Wigan travel agent plans North Korea golf tournament
A Wigan travel agent is helping to organise what is thought to be the first international amateur golf tournament to be held in North Korea.
Dylan Harris said the matches at the country's only public course, in the capital Pyongyang, had been arranged after a client asked to play there.
He said the country's officials had been eager to host the matches.
A regular visitor to the state since 2007, Mr Harris said "over the last 12 months, they've been relaxing things".
Mr Harris's company, Lupine Travel, specialises in breaks to unusual places, including Chernobyl and Siberia.
He said his first reaction to being asked to arrange a golfing break in North Korea was that he could not make it happen, though not because he did not think the authorities would allow it.
"My first reaction was 'no, not a chance,' as I'd never played golf myself and didn't know anything about it," he said.
"But the client asked if I could check with the North Korean authorities, so I did, expecting a straight no.
"Instead, they were interested straight away."
As with the tours that Mr Harris has arranged before into the country, the golfers he is taking to Pyongyang to play will be given a tour of the country before they play.
Mr Harris said this had been "a requirement from the authorities".
"They agreed to do the tournament if the people coming in were actually going to see the country," he said.
The open tournament, which was limited to 30 places, will see golfers from the UK, Germany, USA, France, Luxembourg, Australia, Sweden, South Africa and Finland taking part.
Mr Harris has been arranging holidays to North Korea for four years and said that visiting was "more bizarre than you can imagine".

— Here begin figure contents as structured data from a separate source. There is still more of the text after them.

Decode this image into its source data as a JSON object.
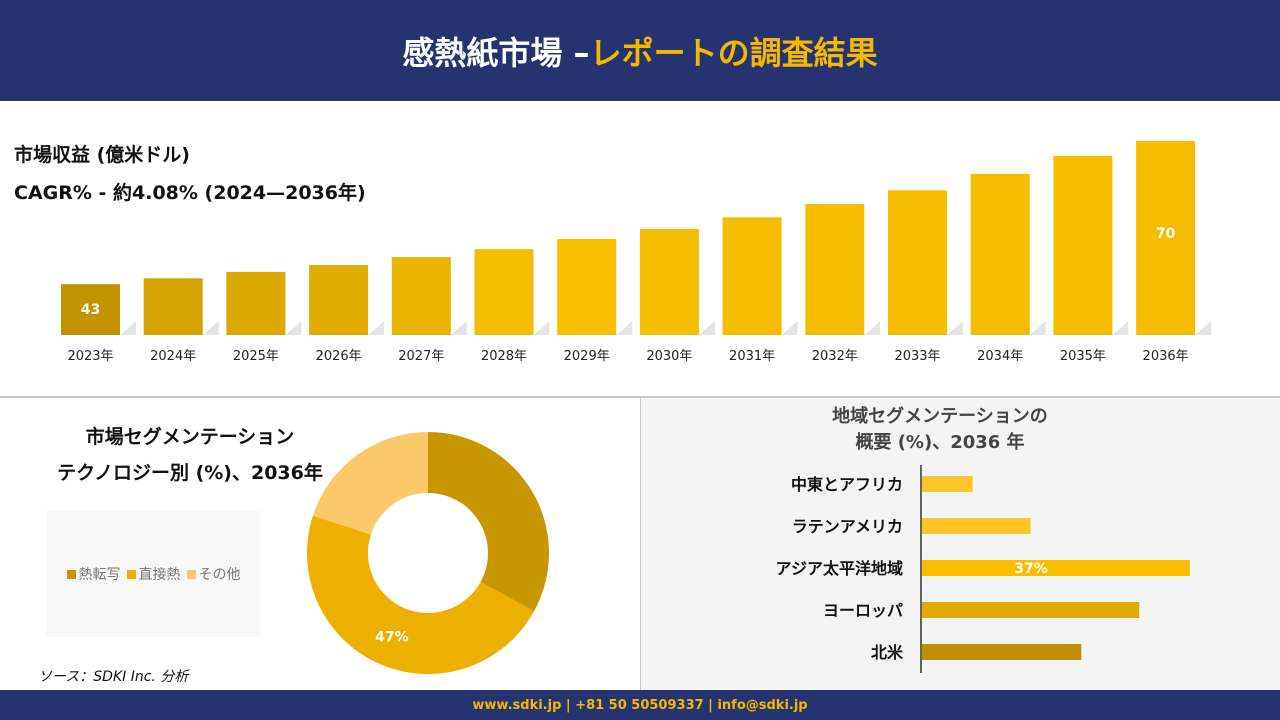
{
  "header": {
    "title_main": "感熱紙市場 –",
    "title_accent": "レポートの調査結果"
  },
  "revenue": {
    "label": "市場収益 (億米ドル)",
    "cagr": "CAGR% - 約4.08% (2024—2036年)"
  },
  "chart_data": [
    {
      "type": "bar",
      "title": "市場収益 (億米ドル)",
      "categories": [
        "2023年",
        "2024年",
        "2025年",
        "2026年",
        "2027年",
        "2028年",
        "2029年",
        "2030年",
        "2031年",
        "2032年",
        "2033年",
        "2034年",
        "2035年",
        "2036年"
      ],
      "values": [
        43,
        44.1,
        45.3,
        46.6,
        48.1,
        49.6,
        51.5,
        53.4,
        55.6,
        58.1,
        60.7,
        63.8,
        67.2,
        70
      ],
      "data_labels": {
        "0": "43",
        "13": "70"
      },
      "ylim": [
        33.4,
        70
      ],
      "grid": false,
      "colors": [
        "#c49400",
        "#d4a300",
        "#dba800",
        "#e2ac00",
        "#ebb400",
        "#f5bd00",
        "#f8c000",
        "#f7be00",
        "#f6bd00",
        "#f5bc00",
        "#f5bc00",
        "#f5bc00",
        "#f5bc00",
        "#f5bc00"
      ]
    },
    {
      "type": "pie",
      "title": "市場セグメンテーション テクノロジー別 (%)、2036年",
      "categories": [
        "熱転写",
        "直接熱",
        "その他"
      ],
      "values": [
        33,
        47,
        20
      ],
      "data_labels": {
        "1": "47%"
      },
      "colors": [
        "#c89700",
        "#edb000",
        "#fcc96a"
      ],
      "legend": "left"
    },
    {
      "type": "bar",
      "orientation": "horizontal",
      "title": "地域セグメンテーションの 概要 (%)、2036 年",
      "categories": [
        "中東とアフリカ",
        "ラテンアメリカ",
        "アジア太平洋地域",
        "ヨーロッパ",
        "北米"
      ],
      "values": [
        7,
        15,
        37,
        30,
        22
      ],
      "data_labels": {
        "2": "37%"
      },
      "colors": [
        "#fcc52a",
        "#fcc52a",
        "#fbbd00",
        "#e1aa00",
        "#c08e00"
      ]
    }
  ],
  "donut": {
    "title1": "市場セグメンテーション",
    "title2": "テクノロジー別 (%)、2036年"
  },
  "region": {
    "title1": "地域セグメンテーションの",
    "title2": "概要 (%)、2036 年"
  },
  "source": "ソース：SDKI Inc. 分析",
  "footer": "www.sdki.jp | +81 50 50509337 | info@sdki.jp"
}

"It's like going back in time to a 1950s communist state," he said.
"It's not for everyone, but for people who are interested in unusual destinations, it's definitively worth a visit."
He said that while he knew what people's views of the state were, the reality of holidaying in North Korea was becoming more of a "normal" experience.
"I've done things over there in the past and it's been pretty hard - you stick to a really strict tourist path while you're there.
"But over the last 12 months, they've been relaxing things and allowing a lot more of the country to be opened up.
"You get to travel through the countryside on the trains and you see a lot of the poorer villages, but it's no worse than anywhere else in Asia."
He also said that the traditional criticism of the state, that it was impossible to find out what the "North Korean in the street" thinks, was fair, but not for the reasons that were usually documented.
"You can't talk to the citizens, but that's because they can't speak English.
"People smile at you and nod, but there's not really a chance to converse."